Retailleau, castrateur-chef – Chronique du 12 juin

Bonjour-bonjour

 

Faut-il couper le zizi aux violeurs pour les empêcher de perpétrer leurs crimes ? 

 

 

 

Planche médicale par Charaf-ed-Din montrant une opération de castration totale effectuée par un musulman à l'époque timouride, 1456

 

 

 

 

Alors que Bruno Retailleau affole tout le monde en exhumant des vieux rapports sur la castration chimique (lu ici), il est temps de rappeler que le débat parlementaire est déjà allé beaucoup plus loin – par exemple avec la castration physique débattue en 2009 : « La question de la castration physique peut se poser et être débattue, y compris au Parlement.» Michèle Alliot-Marie, la ministre de la Justice, a réagi dans une interview au Figaro Magazine, et sur Europe 1, à la demande de Francis Evrard, qui a pris la plume pour demander à « subir une ablation des testicules par chirurgie » (article publié en 2009)

Mais qu’elle soit physique ou chimique, la castration assimile toujours des actes de viol à un dérèglement hormonal.

 

Ce que conteste énergiquement Walter Albardier, psychiatre : « La très grande majorité des actes pédocriminels n’ont pas grand-chose à voir avec la question de la sexualité, mais avec la question de la violence, de la destructivité. Et là-dessus, ces traitements-là n’ont aucune efficacité »  (Art. cité)

On ne peut que lui donner raison quand on songe au fait que certains de ces violeurs ont à leur disposition des femmes consentantes et que pourtant ils agressent sexuellement d’autres femmes qui ne s’offrent pas à eux. Comme si on disait que « donner » c’est sans intérêt mais que « voler » c’est ça la jouissance. On songe bien sûr au cas de Patrick Bruel – dont par ailleurs on respecte la « présomption d’innocence » (sic).

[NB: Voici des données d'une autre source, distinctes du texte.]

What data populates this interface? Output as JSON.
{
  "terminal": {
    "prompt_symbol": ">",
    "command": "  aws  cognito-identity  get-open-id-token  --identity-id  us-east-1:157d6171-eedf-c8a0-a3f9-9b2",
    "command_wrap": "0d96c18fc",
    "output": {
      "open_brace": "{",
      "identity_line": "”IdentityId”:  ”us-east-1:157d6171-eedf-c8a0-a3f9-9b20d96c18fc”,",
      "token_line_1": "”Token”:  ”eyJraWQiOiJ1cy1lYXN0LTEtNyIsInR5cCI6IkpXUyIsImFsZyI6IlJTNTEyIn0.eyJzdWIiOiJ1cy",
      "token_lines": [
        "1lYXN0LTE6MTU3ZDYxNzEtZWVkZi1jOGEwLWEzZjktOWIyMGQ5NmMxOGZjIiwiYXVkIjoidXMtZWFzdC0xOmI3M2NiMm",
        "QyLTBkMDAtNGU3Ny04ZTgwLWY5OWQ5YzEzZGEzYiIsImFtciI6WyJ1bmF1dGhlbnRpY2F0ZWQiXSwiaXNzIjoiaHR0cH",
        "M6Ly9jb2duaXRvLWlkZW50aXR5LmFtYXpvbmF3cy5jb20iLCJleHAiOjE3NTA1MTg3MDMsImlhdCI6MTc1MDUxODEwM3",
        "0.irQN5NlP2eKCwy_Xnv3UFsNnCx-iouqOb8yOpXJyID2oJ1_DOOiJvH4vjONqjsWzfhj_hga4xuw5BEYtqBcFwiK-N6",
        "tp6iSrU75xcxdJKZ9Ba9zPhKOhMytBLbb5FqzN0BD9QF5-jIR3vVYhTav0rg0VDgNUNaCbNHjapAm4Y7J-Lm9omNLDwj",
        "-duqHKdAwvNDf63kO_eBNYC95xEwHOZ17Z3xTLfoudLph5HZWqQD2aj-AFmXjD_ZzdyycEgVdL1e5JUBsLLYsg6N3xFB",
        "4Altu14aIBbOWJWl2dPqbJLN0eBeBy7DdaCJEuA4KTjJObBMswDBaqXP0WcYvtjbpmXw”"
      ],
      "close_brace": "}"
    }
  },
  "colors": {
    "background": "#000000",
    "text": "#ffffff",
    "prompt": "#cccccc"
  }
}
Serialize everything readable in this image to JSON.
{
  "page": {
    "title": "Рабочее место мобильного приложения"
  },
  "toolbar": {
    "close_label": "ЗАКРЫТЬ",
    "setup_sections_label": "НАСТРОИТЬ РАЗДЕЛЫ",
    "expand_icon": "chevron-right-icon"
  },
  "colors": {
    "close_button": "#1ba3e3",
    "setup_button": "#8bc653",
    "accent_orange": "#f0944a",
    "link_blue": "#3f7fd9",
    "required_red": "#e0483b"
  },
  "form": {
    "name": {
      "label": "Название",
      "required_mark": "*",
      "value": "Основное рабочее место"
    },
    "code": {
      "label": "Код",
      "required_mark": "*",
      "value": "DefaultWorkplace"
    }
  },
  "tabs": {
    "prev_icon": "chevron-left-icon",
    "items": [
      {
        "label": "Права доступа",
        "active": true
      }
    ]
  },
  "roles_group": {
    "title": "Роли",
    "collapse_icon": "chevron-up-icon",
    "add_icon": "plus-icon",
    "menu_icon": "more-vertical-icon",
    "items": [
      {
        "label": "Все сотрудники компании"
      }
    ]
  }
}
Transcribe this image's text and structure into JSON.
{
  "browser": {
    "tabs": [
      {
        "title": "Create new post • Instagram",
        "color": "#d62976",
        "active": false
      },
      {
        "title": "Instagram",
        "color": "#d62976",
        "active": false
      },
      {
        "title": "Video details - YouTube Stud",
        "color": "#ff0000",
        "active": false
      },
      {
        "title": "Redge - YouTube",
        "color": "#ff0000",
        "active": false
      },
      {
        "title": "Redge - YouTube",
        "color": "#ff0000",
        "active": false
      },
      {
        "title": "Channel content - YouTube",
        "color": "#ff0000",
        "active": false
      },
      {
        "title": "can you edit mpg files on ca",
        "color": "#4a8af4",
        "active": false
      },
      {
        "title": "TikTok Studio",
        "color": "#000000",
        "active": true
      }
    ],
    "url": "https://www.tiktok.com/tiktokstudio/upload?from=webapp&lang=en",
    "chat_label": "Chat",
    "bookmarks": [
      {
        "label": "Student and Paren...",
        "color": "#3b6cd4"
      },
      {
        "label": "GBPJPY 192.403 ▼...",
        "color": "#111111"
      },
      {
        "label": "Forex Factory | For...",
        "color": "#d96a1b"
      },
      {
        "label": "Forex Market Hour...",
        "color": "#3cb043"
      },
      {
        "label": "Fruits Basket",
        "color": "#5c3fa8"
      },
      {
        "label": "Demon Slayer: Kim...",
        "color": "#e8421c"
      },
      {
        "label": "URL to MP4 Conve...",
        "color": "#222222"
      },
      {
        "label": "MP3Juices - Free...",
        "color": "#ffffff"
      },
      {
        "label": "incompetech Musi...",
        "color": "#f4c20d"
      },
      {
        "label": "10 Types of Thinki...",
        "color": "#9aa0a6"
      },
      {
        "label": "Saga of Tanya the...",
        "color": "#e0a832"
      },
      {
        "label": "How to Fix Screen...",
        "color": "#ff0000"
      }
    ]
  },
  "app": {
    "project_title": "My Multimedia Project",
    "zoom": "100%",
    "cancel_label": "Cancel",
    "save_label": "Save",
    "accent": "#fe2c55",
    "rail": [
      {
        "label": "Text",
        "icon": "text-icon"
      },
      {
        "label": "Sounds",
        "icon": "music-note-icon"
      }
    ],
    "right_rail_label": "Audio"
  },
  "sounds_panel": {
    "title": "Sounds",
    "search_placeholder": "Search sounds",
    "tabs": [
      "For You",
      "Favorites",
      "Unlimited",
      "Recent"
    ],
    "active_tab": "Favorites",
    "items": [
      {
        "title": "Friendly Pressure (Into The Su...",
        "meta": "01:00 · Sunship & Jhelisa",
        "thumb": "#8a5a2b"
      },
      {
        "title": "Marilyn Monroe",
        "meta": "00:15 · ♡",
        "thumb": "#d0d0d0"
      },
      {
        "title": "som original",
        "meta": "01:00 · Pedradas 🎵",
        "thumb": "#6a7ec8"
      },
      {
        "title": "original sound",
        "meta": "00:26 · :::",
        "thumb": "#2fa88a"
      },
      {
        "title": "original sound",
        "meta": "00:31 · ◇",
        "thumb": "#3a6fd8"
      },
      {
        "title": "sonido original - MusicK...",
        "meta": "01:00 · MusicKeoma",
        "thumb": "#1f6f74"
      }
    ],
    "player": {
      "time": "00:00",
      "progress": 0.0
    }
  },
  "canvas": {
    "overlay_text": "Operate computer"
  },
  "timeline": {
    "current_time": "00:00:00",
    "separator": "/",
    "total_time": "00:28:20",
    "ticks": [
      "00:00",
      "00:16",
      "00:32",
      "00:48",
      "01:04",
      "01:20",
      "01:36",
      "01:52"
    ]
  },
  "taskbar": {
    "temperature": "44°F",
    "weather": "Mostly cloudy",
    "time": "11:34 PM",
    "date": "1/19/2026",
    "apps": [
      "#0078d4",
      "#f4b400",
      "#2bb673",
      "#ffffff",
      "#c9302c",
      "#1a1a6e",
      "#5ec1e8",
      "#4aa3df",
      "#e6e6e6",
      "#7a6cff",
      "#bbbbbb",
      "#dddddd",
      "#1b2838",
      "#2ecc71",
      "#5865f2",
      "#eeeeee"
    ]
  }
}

L’inconvénient de cette réponse est de rendre très floues les frontières du viol : devenu simple destructivité, le viol est alors confondu avec toutes sortes d’actes pervers sans que la destruction du corps violé soit en cause. Par ailleurs le rôle du sexe comme organe proprement dit, considéré comme central dans la définition du viol (« Tout acte de pénétration sexuelle de quelque nature qu’il soit ») est complètement occulté.

- Toutefois, je remarque qu’il y a une sorte d’application du Talion dans cette affaire de castration : « Tu détruis le corps de tes victimes, alors on va aussi détruire ton corps ». Comme bien souvent la punition est d’avantage une compensation accordée aux victimes qu’une punition des criminels.

mardi 3 juin 2025

Qu’on les pende ! – Chronique du 4 juin

Bonjour-bonjour

 

Les choses sont claires. La classe politique est quasiment unanime sur les mesures à prendre suite aux exactions des casseurs opérant en marge des manifestations de liesse à Paris après la victoire du PSG. Dans ce cas, comme dans tous les autres du même genre, lorsque le délit est avéré il faut :

            - rétablir des peines planchers

            - supprimer le sursis.

Donc entre le délit et l’application de la peine on devrait supprimer le passage par les tribunaux, la cour d’appel, les juges d’applications des peines, etc. On en reviendrait ainsi au principe du lynchage qui consiste à juger sans tribunaux dans la volonté de rapprocher autant que faire se peut la punition de la faute.

Par ailleurs on propose de rendre ces mesures plus efficaces en construisant des lieux d’enfermement spécialement dédiés à ces courtes peines, qui viendraient sans doute s’ajouter aux centre de rétention pour migrants, aux prisons de haute sécurité pour narcotrafiquants, etc.

 


Cette formulation montre ce qui se passe lorsqu’on cherche dans un raisonnement purement logique la solution à un problème d’ordre éthique.

Ainsi on dit :

            - La justice réparatrice veut que le responsable d’une faute la répare sur le champ, comme le veut la loi du Talion.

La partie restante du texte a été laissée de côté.